A poor, area with a considerable Muslim polulation, Kolar was known for housing India’s only gold mines, an hour away from the town. But when the mines closed, it came to depend on silk factories as did Ramanagaram, a rocky place known more as the location of the cult film Sholay. But with the decline of silk factories, most women just sit outside their houses endlessly rolling beedis that earn them no more than Rs. 60 or Rs. 70 a day.
Most who say they started small businesses, including pushcarts selling firewood or vegetables or opened repair shops, say they suffered losses because people had no means to buy. With no way to earn, the lure of the increasingly available MFIs loans became hard to resist but harder to return.
Jabeen (who uses a single name) is a defaulter like hundreds of others who have taken multiple loans from MFIs. Jabeen and three friends have gathered at her house to talk about their financial woes. Jabeen says she took loans worth Rs. 15,000 and Rs. 12,000 from Rores Micro Entrepreneur Development Trust and FFSL Microfinance for house repairs and to give her husband — an auto driver who wanted to start a small business. But that did not work out and eventually Jabeen had to take a loan from the money lender to make her weekly repayments. So, it was with some relief that she told MFI officers that she would not repay till the Anjuman allowed her to.

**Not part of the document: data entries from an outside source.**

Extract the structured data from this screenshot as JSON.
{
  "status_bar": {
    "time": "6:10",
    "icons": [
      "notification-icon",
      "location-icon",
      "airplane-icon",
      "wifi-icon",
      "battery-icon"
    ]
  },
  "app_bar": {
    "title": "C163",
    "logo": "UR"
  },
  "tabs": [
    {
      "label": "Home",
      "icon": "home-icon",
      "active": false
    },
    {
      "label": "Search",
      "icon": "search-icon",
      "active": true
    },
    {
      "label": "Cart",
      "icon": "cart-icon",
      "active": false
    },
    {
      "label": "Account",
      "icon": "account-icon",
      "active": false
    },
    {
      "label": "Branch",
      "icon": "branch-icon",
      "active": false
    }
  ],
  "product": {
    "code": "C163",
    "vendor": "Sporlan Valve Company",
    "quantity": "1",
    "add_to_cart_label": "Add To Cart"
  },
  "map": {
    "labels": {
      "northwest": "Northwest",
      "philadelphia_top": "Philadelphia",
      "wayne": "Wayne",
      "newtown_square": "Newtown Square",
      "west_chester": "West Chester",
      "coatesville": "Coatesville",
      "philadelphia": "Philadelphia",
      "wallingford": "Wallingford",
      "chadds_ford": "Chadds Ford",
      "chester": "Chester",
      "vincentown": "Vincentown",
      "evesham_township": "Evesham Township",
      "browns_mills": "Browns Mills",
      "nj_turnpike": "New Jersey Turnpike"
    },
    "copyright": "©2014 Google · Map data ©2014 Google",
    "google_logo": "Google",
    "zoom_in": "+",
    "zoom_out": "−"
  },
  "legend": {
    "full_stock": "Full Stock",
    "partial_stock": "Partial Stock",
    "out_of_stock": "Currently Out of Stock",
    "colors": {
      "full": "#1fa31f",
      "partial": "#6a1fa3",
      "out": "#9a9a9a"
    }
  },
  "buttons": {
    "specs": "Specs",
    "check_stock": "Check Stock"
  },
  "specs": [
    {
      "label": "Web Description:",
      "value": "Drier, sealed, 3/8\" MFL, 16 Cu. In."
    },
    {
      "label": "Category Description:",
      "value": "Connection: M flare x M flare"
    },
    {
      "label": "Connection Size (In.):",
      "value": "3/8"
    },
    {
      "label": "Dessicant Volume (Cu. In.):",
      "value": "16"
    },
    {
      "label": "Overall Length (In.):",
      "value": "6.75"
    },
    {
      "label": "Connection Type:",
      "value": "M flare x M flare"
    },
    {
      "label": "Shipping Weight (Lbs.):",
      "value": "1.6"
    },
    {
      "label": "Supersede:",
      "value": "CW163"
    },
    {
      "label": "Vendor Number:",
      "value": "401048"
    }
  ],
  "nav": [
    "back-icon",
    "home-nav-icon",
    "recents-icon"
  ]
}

But a year later Jabeen and her friends agree that they need loans of at least Rs. 10,000 a year to pay school fees or celebrate festivals. “If the Anjuman asked us to stop paying can they give us even Rs. 100?” Jabeen demands even as an Anjuman member, who accompanied us to her house, glares at her. The choking of MFI loans has meant that they are now borrowing small amounts at high interest rates from moneylenders.
As we leave the house they call out to say they would like to work, earn and then take loans and repay but that there are no jobs for women to do here in Kolar. To give this desperate message out they change their minds about not allowing their names to be used for this article.
The Anjuman’s Conundrum
A little over a year ago, Anjuman’s Saifulla says he didn’t know microfinance companies were in Kolar. One day, he says, more than a thousand women MFI borrowers came to this office and asked him to help get them relief from MFI repayments. He and Anjuman members in Ramanagaram narrate stories of how women had tried to commit suicide, sold off children and posed with several men to repay loans or get multiple loans. After looking hard, some of the stories of distress turned out to be true while others seemed like embellishments.
Then, borrowers and MFIs say, Anjuman committee members went around telling women to stop taking or returning loans or have their hair chopped off and be denied Muslim burial facilities. It not only worked but spread to other towns as well.
A year later, the Anjuman committee’s popularity is rather waning due to the lack of options forthcoming from them.
“I feel the Anjuman is in a corner right now,’ says Sanjay Sinha, co-founder of development consultancy EDA Rural Systems. “If they remove this ban now, people will say they have bowed to pressure,” says Sinha, who is now writing a paper on the Kolar default.
The Missteps and the Mess
But perhaps the stakes in Kolar are the highest for the MFI industry for whom this is becoming a growing image problem. Anurag Agrawal, senior vice president at Intellecap, an advisory firm for social enterprises, says Kolar is among five to 10 towns that have seen saturation coverage of MFIs over the last couple of years because they have a high density of population, are close to metros where MFI headquarters are and have a large number of potential borrowers. Intellecap research suggests there were 43 MFIs operating in Kolar. More conservative estimates put it at 16, of which eight are members of industry body, Sa-Dhan. An Area Lucrative Index by Intellecap, shows that MFIs prefer to enter an area that already has two or three MFIs, than an area with no MFIs, he says.